Time needed for study

Mahadi said that before a thorough study on the area was completed, however, the second incident (Lorong Limau Manis) had occurred unexpectedly.

“Data collection is tricky and it takes time to ensure the highest accuracy in data collected
as there are many areas which need to be taken into account, for example, whether it is a rainy day or a dry day, the data collected varies.

“High traffic and no traffic during the lockdown periods, too, offer a different set of data reading.

“These are the several considerations that the consultants need to take into account when they collect data,” said Mahadi.

Mahadi said the appointed consultant for this study, Institute of Public Works Malaysia (Ikram), had been in the midst of presenting their findings on December 14, while the second landslide happened on December 18.

Due to the occurrence of the landslide, Mahadi said Ikram will have to remap the area and redo its study.

However, he gave his assurance a reasonable deadline was set for Ikram to complete the study.

“The studies were immediately carried out, so this means that we are aware and have taken the responsibility to ensure the safety of the residents in the affected areas.

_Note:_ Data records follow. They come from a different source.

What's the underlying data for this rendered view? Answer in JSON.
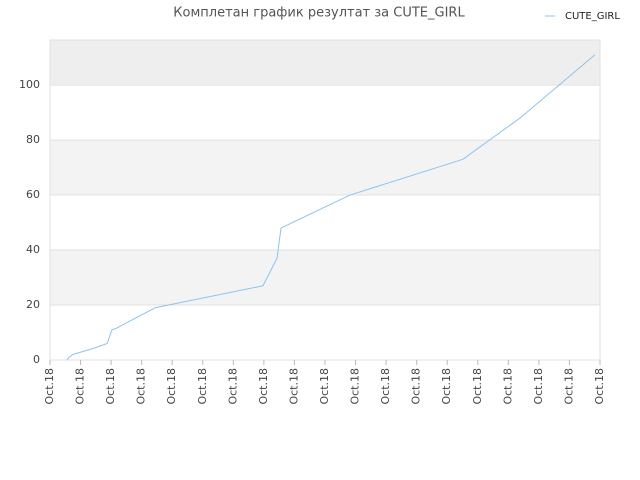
{
  "chart_data": {
    "type": "line",
    "title": "Комплетан график резултат за CUTE_GIRL",
    "x": [
      0.56,
      0.62,
      0.75,
      1.47,
      1.87,
      2.03,
      2.16,
      3.27,
      3.44,
      6.97,
      7.43,
      7.56,
      8.12,
      9.82,
      13.51,
      15.38,
      17.83
    ],
    "series": [
      {
        "name": "CUTE_GIRL",
        "color": "#8cc4ee",
        "values": [
          0,
          1,
          2,
          4.4,
          6,
          11,
          11.5,
          18,
          19,
          27,
          37,
          48,
          51,
          60,
          73,
          88,
          111
        ]
      }
    ],
    "xlim": [
      0,
      18
    ],
    "xticks": [
      {
        "value": 0,
        "label": "Oct.18"
      },
      {
        "value": 1,
        "label": "Oct.18"
      },
      {
        "value": 2,
        "label": "Oct.18"
      },
      {
        "value": 3,
        "label": "Oct.18"
      },
      {
        "value": 4,
        "label": "Oct.18"
      },
      {
        "value": 5,
        "label": "Oct.18"
      },
      {
        "value": 6,
        "label": "Oct.18"
      },
      {
        "value": 7,
        "label": "Oct.18"
      },
      {
        "value": 8,
        "label": "Oct.18"
      },
      {
        "value": 9,
        "label": "Oct.18"
      },
      {
        "value": 10,
        "label": "Oct.18"
      },
      {
        "value": 11,
        "label": "Oct.18"
      },
      {
        "value": 12,
        "label": "Oct.18"
      },
      {
        "value": 13,
        "label": "Oct.18"
      },
      {
        "value": 14,
        "label": "Oct.18"
      },
      {
        "value": 15,
        "label": "Oct.18"
      },
      {
        "value": 16,
        "label": "Oct.18"
      },
      {
        "value": 17,
        "label": "Oct.18"
      },
      {
        "value": 18,
        "label": "Oct.18"
      }
    ],
    "ylim": [
      0,
      116.4
    ],
    "yticks": [
      0,
      20,
      40,
      60,
      80,
      100
    ],
    "grid": true,
    "legend": "top-right"
  }
}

“But we need to determine what were the factors which caused the landslide, whether it was due to the roads which cracked and what caused the cracks.

“There are many possibilities which caused the cracks on the road, but we cannot assume, that’s why we have to engage with a specialist to study the area,” he said.

At the same time, Mahadi said the soil must not be disturbed as it would affect the final result of the study.

On October 23, following heavy rain, a landslide hit LNS, Bukit Persekutuan, causing soil to wash down on several houses on Jalan Limau Purut.

Later on December 18, yet another landslide occurred in the vicinity of the first landslide site, affecting another neighbourhood on Lorong Limau Manis that was connected.

Residents from the surrounding neighbourhood have since expressed their concerns over future possible similar ‘disasters’ which could occur, calling for DBKL to carry out early prevention steps.